A ball is dropped from rest and falls towards the ground. Air resistance is negligible. What is the graph that shows the variation with speed of the height of the ball above the ground?

Here's my intuition.

$$v^2=u^2+2as$$ $$v^2=2as$$ $$s=\frac{v^2}{2a}$$

Hence $s$ is proportional to $v^2$. The graph must be a quadratic relationship. Hence the graph should be upwards sloping from the origin.

However, this is obviously not the case as there is originally a height above the ground, and therefore there must be a y intercept. The answer scheme provides the following graph.

Why is the curve downwards sloping when I just derived a quadratic relationship as shown above? Have I done something wrong?

Edit: John's explanation is great. However I am still unclear why the parabola slopes downwards rather than upwards.

$$h_0+\frac{v^2}{2a}$$ Seems to be a positive parabola. So why is the graph the other way round? $a$ is inuitively positive too. So I cannot see why this produces a negative parabola shape.

Answer 1

$s$ is not the height above the ground. It is the change in the height. If we define the initial height as $h_0$ and the height some time later as $h$ then:

$$ s = h - h_0 $$

Your equation:

$$ s=\frac{v^2}{2a} $$

is correct, but if you are going to plot height on your graph you need to replace $s$ by $h_0 - h$ to get:

$$ h - h_0 = \frac{v^2}{2a} $$

or you'd probably rearrange it to:

$$ h = h_0 + \frac{v^2}{2a} $$

I am still unclear why the parabola slopes downwards rather than upwards.

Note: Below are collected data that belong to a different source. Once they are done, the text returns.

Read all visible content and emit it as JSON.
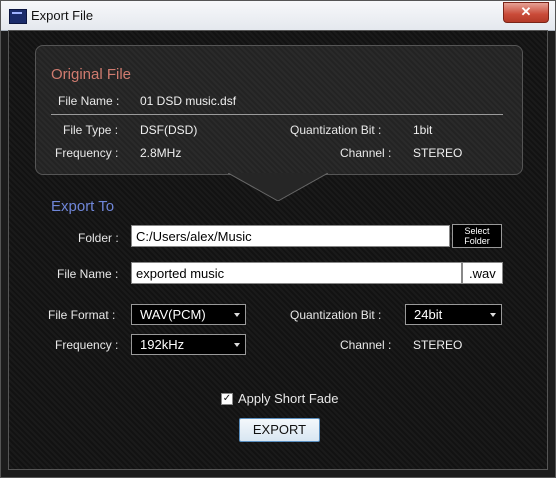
{
  "window": {
    "title": "Export File",
    "close_glyph": "✕"
  },
  "original": {
    "heading": "Original File",
    "file_name_label": "File Name :",
    "file_name": "01 DSD music.dsf",
    "file_type_label": "File Type :",
    "file_type": "DSF(DSD)",
    "quant_label": "Quantization Bit :",
    "quant": "1bit",
    "freq_label": "Frequency :",
    "freq": "2.8MHz",
    "channel_label": "Channel :",
    "channel": "STEREO"
  },
  "export": {
    "heading": "Export To",
    "folder_label": "Folder :",
    "folder_value": "C:/Users/alex/Music",
    "select_folder_line1": "Select",
    "select_folder_line2": "Folder",
    "filename_label": "File Name :",
    "filename_value": "exported music",
    "extension": ".wav",
    "format_label": "File Format :",
    "format_value": "WAV(PCM)",
    "quant_label": "Quantization Bit :",
    "quant_value": "24bit",
    "freq_label": "Frequency :",
    "freq_value": "192kHz",
    "channel_label": "Channel :",
    "channel_value": "STEREO",
    "fade_label": "Apply Short Fade",
    "fade_checked": true,
    "check_glyph": "✓",
    "export_button": "EXPORT"
  },
  "colors": {
    "accent_original": "#d07b6f",
    "accent_export": "#6f86d8"
  }
}
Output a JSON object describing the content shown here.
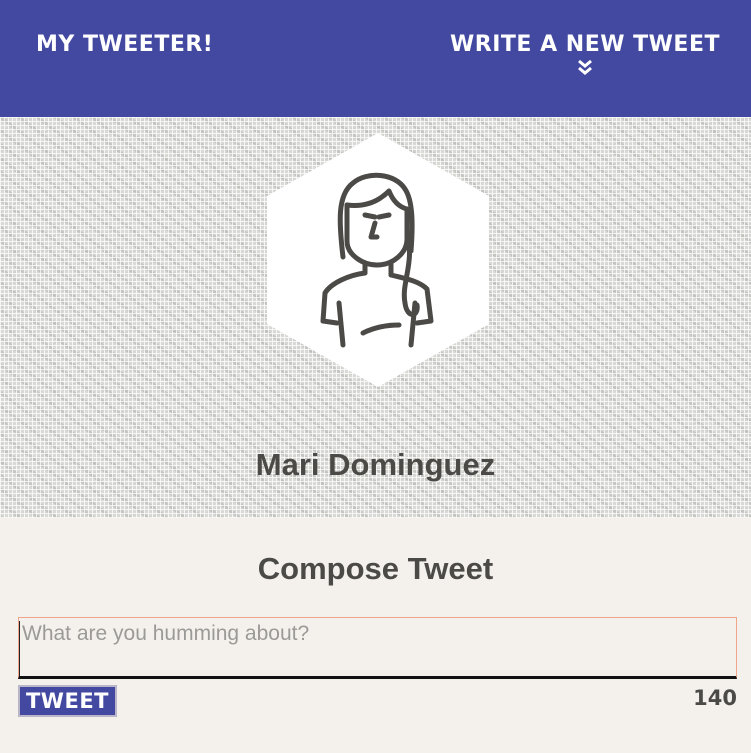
{
  "colors": {
    "nav": "#4349a0",
    "text": "#4b4a47",
    "page_bg": "#f4f1ec",
    "input_border": "#f0a58a"
  },
  "nav": {
    "brand": "MY TWEETER!",
    "compose_toggle": {
      "label": "WRITE A NEW TWEET",
      "icon": "double-chevron-down-icon"
    }
  },
  "profile": {
    "avatar_icon": "female-user-avatar-icon",
    "name": "Mari Dominguez"
  },
  "compose": {
    "title": "Compose Tweet",
    "input": {
      "value": "",
      "placeholder": "What are you humming about?"
    },
    "submit_label": "TWEET",
    "char_counter": "140"
  }
}
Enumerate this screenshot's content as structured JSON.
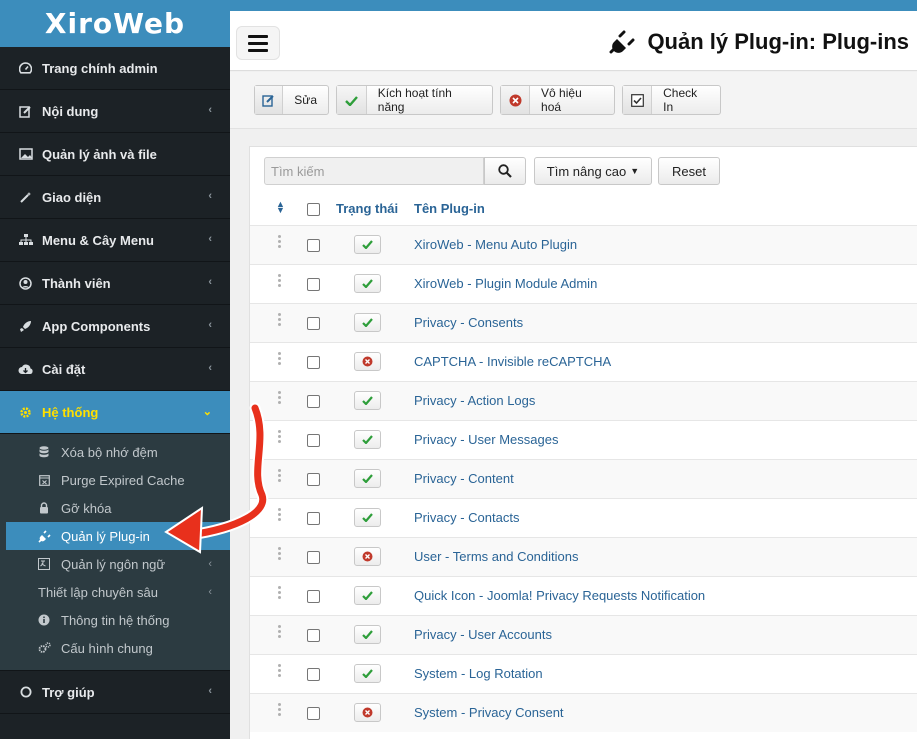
{
  "brand": "XiroWeb",
  "sidebar": {
    "items": [
      {
        "label": "Trang chính admin",
        "icon": "dashboard-icon",
        "chevron": false
      },
      {
        "label": "Nội dung",
        "icon": "edit-icon",
        "chevron": true
      },
      {
        "label": "Quản lý ảnh và file",
        "icon": "image-icon",
        "chevron": false
      },
      {
        "label": "Giao diện",
        "icon": "magic-wand-icon",
        "chevron": true
      },
      {
        "label": "Menu & Cây Menu",
        "icon": "sitemap-icon",
        "chevron": true
      },
      {
        "label": "Thành viên",
        "icon": "user-circle-icon",
        "chevron": true
      },
      {
        "label": "App Components",
        "icon": "rocket-icon",
        "chevron": true
      },
      {
        "label": "Cài đặt",
        "icon": "cloud-download-icon",
        "chevron": true
      },
      {
        "label": "Hệ thống",
        "icon": "gear-icon",
        "chevron": true
      }
    ],
    "system_sub": [
      {
        "label": "Xóa bộ nhớ đệm",
        "icon": "database-icon"
      },
      {
        "label": "Purge Expired Cache",
        "icon": "calendar-x-icon"
      },
      {
        "label": "Gỡ khóa",
        "icon": "lock-icon"
      },
      {
        "label": "Quản lý Plug-in",
        "icon": "plug-icon"
      },
      {
        "label": "Quản lý ngôn ngữ",
        "icon": "language-icon"
      },
      {
        "label": "Thiết lập chuyên sâu",
        "icon": ""
      },
      {
        "label": "Thông tin hệ thống",
        "icon": "info-icon"
      },
      {
        "label": "Cấu hình chung",
        "icon": "cogs-icon"
      }
    ],
    "help": "Trợ giúp"
  },
  "header": {
    "title": "Quản lý Plug-in: Plug-ins"
  },
  "toolbar": {
    "edit": "Sửa",
    "enable": "Kích hoạt tính năng",
    "disable": "Vô hiệu hoá",
    "checkin": "Check In"
  },
  "filters": {
    "search_placeholder": "Tìm kiếm",
    "advanced": "Tìm nâng cao",
    "reset": "Reset"
  },
  "table": {
    "col_status": "Trạng thái",
    "col_name": "Tên Plug-in",
    "rows": [
      {
        "name": "XiroWeb - Menu Auto Plugin",
        "enabled": true
      },
      {
        "name": "XiroWeb - Plugin Module Admin",
        "enabled": true
      },
      {
        "name": "Privacy - Consents",
        "enabled": true
      },
      {
        "name": "CAPTCHA - Invisible reCAPTCHA",
        "enabled": false
      },
      {
        "name": "Privacy - Action Logs",
        "enabled": true
      },
      {
        "name": "Privacy - User Messages",
        "enabled": true
      },
      {
        "name": "Privacy - Content",
        "enabled": true
      },
      {
        "name": "Privacy - Contacts",
        "enabled": true
      },
      {
        "name": "User - Terms and Conditions",
        "enabled": false
      },
      {
        "name": "Quick Icon - Joomla! Privacy Requests Notification",
        "enabled": true
      },
      {
        "name": "Privacy - User Accounts",
        "enabled": true
      },
      {
        "name": "System - Log Rotation",
        "enabled": true
      },
      {
        "name": "System - Privacy Consent",
        "enabled": false
      }
    ]
  },
  "colors": {
    "accent": "#3c8dbc",
    "sidebar_bg": "#1c2226",
    "active_text": "#ffe000",
    "annotation_arrow": "#e8301c",
    "enabled": "#2e9e3a",
    "disabled": "#c0392b"
  }
}
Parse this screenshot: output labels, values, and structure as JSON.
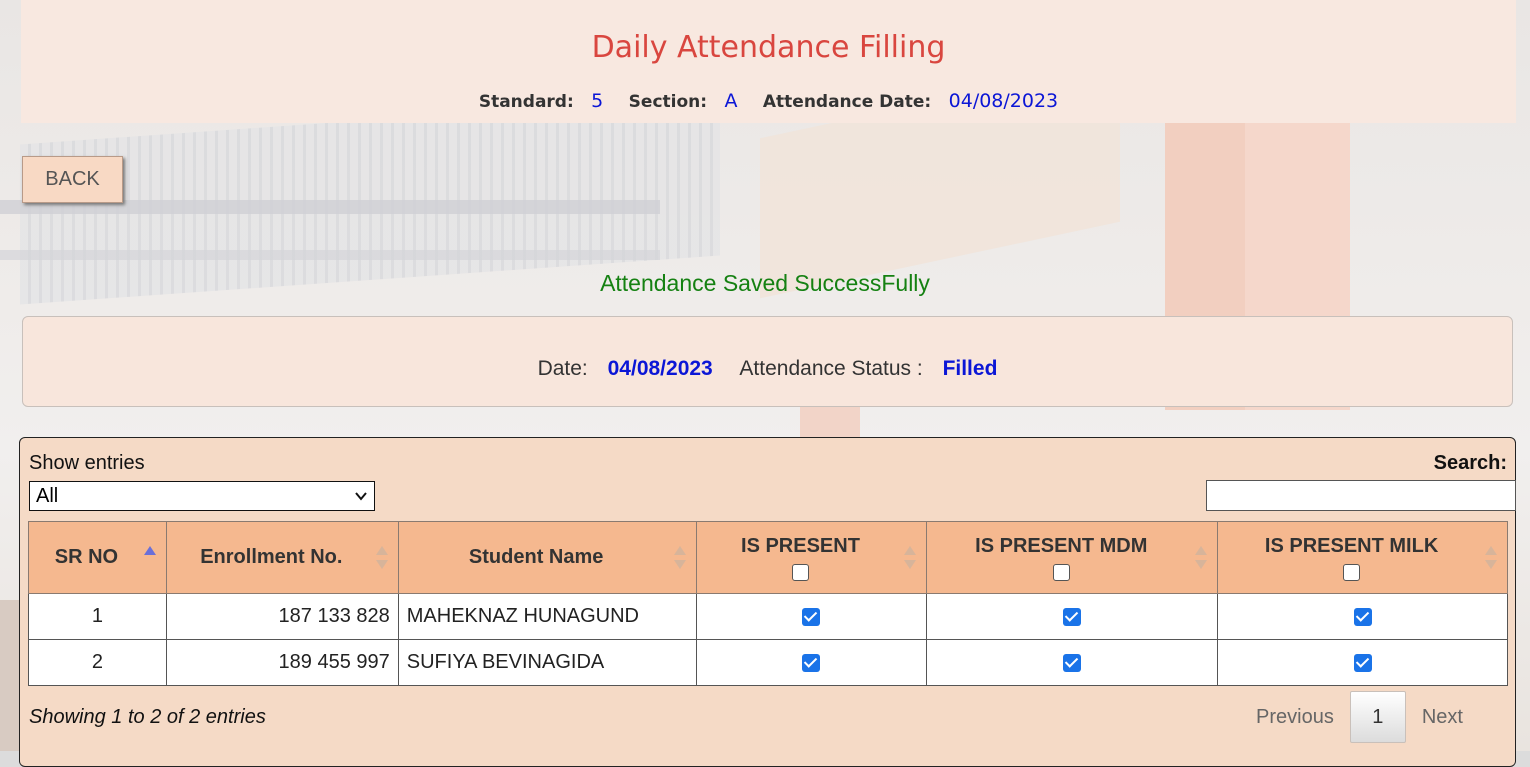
{
  "header": {
    "title": "Daily Attendance Filling",
    "standard_label": "Standard:",
    "standard_value": "5",
    "section_label": "Section:",
    "section_value": "A",
    "date_label": "Attendance Date:",
    "date_value": "04/08/2023"
  },
  "back_button": "BACK",
  "message": "Attendance Saved SuccessFully",
  "status": {
    "date_label": "Date:",
    "date_value": "04/08/2023",
    "status_label": "Attendance Status :",
    "status_value": "Filled"
  },
  "table_controls": {
    "show_entries_label": "Show entries",
    "entries_selected": "All",
    "search_label": "Search:",
    "search_value": ""
  },
  "table": {
    "columns": [
      "SR NO",
      "Enrollment No.",
      "Student Name",
      "IS PRESENT",
      "IS PRESENT MDM",
      "IS PRESENT MILK"
    ],
    "rows": [
      {
        "sr": "1",
        "enrollment": "187 133 828",
        "name": "MAHEKNAZ HUNAGUND",
        "present": true,
        "mdm": true,
        "milk": true
      },
      {
        "sr": "2",
        "enrollment": "189 455 997",
        "name": "SUFIYA BEVINAGIDA",
        "present": true,
        "mdm": true,
        "milk": true
      }
    ]
  },
  "footer": {
    "info": "Showing 1 to 2 of 2 entries",
    "previous": "Previous",
    "page": "1",
    "next": "Next"
  },
  "colors": {
    "title": "#d9463f",
    "value_blue": "#0b16d6",
    "success_green": "#158112",
    "header_bg": "#f5b88f",
    "panel_bg": "#f5dac6"
  }
}
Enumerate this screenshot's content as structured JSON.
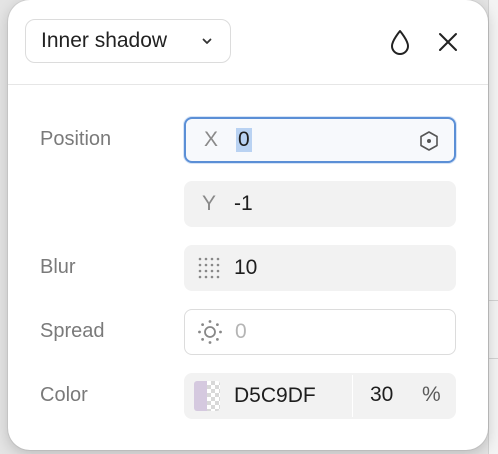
{
  "header": {
    "effect_type": "Inner shadow",
    "dropdown_icon": "chevron-down-icon",
    "visibility_icon": "drop-icon",
    "close_icon": "close-icon"
  },
  "position": {
    "label": "Position",
    "x_prefix": "X",
    "x_value": "0",
    "y_prefix": "Y",
    "y_value": "-1",
    "constraint_icon": "hexagon-dot-icon"
  },
  "blur": {
    "label": "Blur",
    "icon": "blur-dots-icon",
    "value": "10"
  },
  "spread": {
    "label": "Spread",
    "icon": "spread-sun-icon",
    "value": "0"
  },
  "color": {
    "label": "Color",
    "hex": "D5C9DF",
    "swatch": "#D5C9DF",
    "opacity": "30",
    "percent": "%"
  },
  "colors": {
    "focus_accent": "#5b8fd6",
    "selection": "#b9d2f2",
    "field_bg": "#f2f2f2"
  }
}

Our usual sign convention is that the positive direction for height is upwards. That is, if we take $h = 0$ then heights above the ground are positive and become more positive as we move up, while heights below the ground are negative and become more negative as we move down.

Since velocity is the change in height with time this means upwards velocities are positive and downwards velocities are negative, and therefore that upwards accelerations are positive and downwards accelerations are negative. Specifically the $a$ in your equation is the downwards acceleration due to gravity so the value of $a$ is:

$$ a = -9.81~\textrm{m/s}^2 $$

So your parabola looks like:

$$\begin{align} h &= h_0 + \frac{v^2}{2 \times -9.81} \\ &= h_0 - \frac{v^2}{2 \times 9.81} \end{align}$$